Welk verhaal zou je zelf vertellen mocht je aan zo’n kampvuur plaatsnemen?
«Het verhaal van een klein jongetje dat naar school gaat en niet beseft dat hij dyslexie heeft. Hij heeft het moeilijker dan de rest en voelt zich daar raar bij. Plots krijgt hij de kans om tijdens de zomer naar Amerika te gaan – op jeugdkamp met YMCA – en daar mensen te leren kennen. Hij leert er muziek spelen, hoewel zijn initiële droom was om basketter te worden. Helaas ging zijn knie kapot, waarop hij de gitaar van zijn broer pikte.
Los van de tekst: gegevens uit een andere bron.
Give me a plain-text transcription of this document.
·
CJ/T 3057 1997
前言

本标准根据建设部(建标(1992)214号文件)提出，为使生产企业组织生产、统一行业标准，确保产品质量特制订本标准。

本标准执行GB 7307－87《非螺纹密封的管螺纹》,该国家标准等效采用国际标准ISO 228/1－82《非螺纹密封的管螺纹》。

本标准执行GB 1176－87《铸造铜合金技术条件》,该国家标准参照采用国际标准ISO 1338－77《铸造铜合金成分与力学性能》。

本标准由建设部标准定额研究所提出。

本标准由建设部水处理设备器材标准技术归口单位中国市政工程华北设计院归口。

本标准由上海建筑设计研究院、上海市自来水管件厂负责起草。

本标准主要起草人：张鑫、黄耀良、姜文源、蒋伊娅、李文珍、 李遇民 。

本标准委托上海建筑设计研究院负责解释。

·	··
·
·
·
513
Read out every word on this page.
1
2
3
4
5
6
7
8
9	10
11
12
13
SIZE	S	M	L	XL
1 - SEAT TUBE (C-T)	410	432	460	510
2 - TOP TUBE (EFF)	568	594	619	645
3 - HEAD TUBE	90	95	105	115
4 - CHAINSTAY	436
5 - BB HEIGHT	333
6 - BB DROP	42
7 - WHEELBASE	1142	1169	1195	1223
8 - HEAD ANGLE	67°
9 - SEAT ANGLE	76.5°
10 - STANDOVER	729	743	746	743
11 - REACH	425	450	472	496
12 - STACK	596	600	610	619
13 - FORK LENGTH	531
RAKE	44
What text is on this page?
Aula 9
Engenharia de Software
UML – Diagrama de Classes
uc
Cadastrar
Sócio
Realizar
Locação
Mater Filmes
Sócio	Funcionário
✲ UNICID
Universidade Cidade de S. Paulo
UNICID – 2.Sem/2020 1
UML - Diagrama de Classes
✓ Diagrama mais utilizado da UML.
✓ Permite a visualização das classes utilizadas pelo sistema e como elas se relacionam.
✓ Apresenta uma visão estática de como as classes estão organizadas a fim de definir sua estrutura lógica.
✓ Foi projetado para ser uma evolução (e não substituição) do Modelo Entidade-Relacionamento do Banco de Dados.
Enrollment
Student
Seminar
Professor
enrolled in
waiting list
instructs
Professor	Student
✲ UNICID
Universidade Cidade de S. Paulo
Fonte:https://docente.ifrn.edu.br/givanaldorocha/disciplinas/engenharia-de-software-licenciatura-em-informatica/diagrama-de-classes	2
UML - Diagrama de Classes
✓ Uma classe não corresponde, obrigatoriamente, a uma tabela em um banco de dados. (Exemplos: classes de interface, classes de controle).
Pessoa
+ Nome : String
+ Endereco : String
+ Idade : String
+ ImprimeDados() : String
Toen zijn been in het gips lag, begon hij nummers te schrijven.»
«Later ben ik Germaanse gaan studeren – ik wist toen nog steeds niet dat ik dyslexie had. Ik dacht dat ik gewoon wat trager was dan de rest. Pas na mijn afstuderen kwam de diagnose. Dat leesprobleem had me intussen wel heel visueel doen denken, waardoor ik filmmaker ben geworden en nu de halve wereld rondreis. Zoals kunstenaar Koen Vanmechelen – ook een dyslecticus – ooit zei: ‘Als je je eigen pad maakt, voelt dat aan als een struggle. Je ziet het pad pas als je achterom kijkt.’»
Buurman stelt zijn album ‘Vuurman’ live voor op 25 mei in de AB Club in Brussel en op 1 juni in Het Depot in Leuven.